Выбрать главу

Обстановка, в которой оказались оба врача, постоянная опасность, подстерегающая каждого, очень сдружили их. И хотя Гришмановский относился к Поповьянцу чуть-чуть покровительственно — как-никак был намного старше, — он тем не менее очень доверял молодому хирургу. Однажды в минуту откровенности Афанасий Васильевич рассказал, что он член партии, и попросил, если что-нибудь с ним случится, рассказать после войны всем, как врач и коммунист Гришмановский вел себя во вражеском тылу.

— Не нравитесь вы мне, Афанасий Васильевич, последние дни, — сказал Поповьянц. — Стряслось что-нибудь особенное?

— Визит фашистов не выходит из головы. Кто знает, какие он может иметь последствия?

— Да-а, — протянул Рафаэль. — Особенно худо придется ребятам-евреям.

— Надо что-то предпринимать. Повязки на пустом месте — не защита. Надрезы, что ли, на лицах сделать? Как думаешь?

— Это несложно. Я уже некоторых по их просьбе разукрасил, сделал что-то вроде пластической операции. Боль, конечно, несусветная…

— Жизнь стоит того, чтобы потерпеть. — Гришмановский встал, подошел к окну. — Ты вот что, Рафаэль, — сказал, не оборачиваясь, — поговори-ка с людьми. Объясни — это единственный шанс. Немцы могут нагрянуть в любой момент.

Поповьянц ушел, а начальник госпиталя еще долго стоял у окна. Мысли были далеко. Как чувствует сейчас себя Валюша? Воспаление легких — коварная штука. Перелом наступил еще здесь, но как продвигается выздоровление, Афанасий Васильевич не знал.

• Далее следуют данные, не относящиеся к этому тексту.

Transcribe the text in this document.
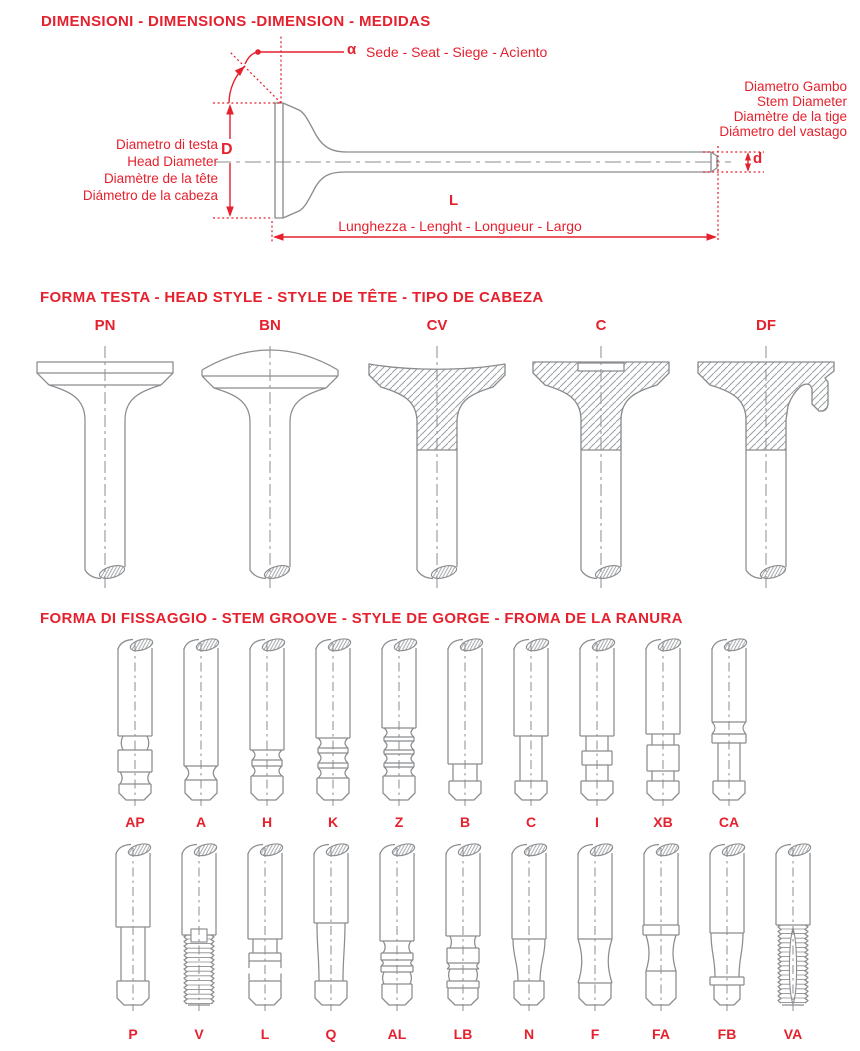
DIMENSIONI - DIMENSIONS -DIMENSION - MEDIDAS
α Sede - Seat - Siege - Acìento
Diametro Gambo
Stem Diameter
Diamètre de la tige
Diámetro del vastago
Diametro di testa
Head Diameter
Diamètre de la tête
Diámetro de la cabeza
D
d
L
Lunghezza - Lenght - Longueur - Largo
FORMA TESTA - HEAD STYLE - STYLE DE TÊTE - TIPO DE CABEZA
FORMA DI FISSAGGIO - STEM GROOVE - STYLE DE GORGE - FROMA DE LA RANURA
PN	BN	CV	C	DF
AP	A	H	K	Z	B	C	I	XB	CA
P	V	L	Q	AL	LB	N	F	FA	FB	VA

Гришмановского очень беспокоило внимание немцев к его подопечным. Он не переставал думать, как уберечь раненых, как не дать им после выздоровления попасть в концлагерь. Но к этим раздумьям добавлялась тревога за Валю. Ее так не хватало…

Неделю назад, когда Валя начала уже вставать с постели, в доме появилась ее мать. Женщиной она оказалась крепкой, в отличие от дочери довольно дородной и властной. Мать сразу же заявила, что забирает свою детину домой, нечего ей по чужим хатам валяться.

Валя пыталась возразить. Здесь, мол, под постоянным доглядом замечательного доктора ей хорошо. Дело идет на поправку. Но говорила она не очень уверенно. Видно, побаивалась грозной мамаши.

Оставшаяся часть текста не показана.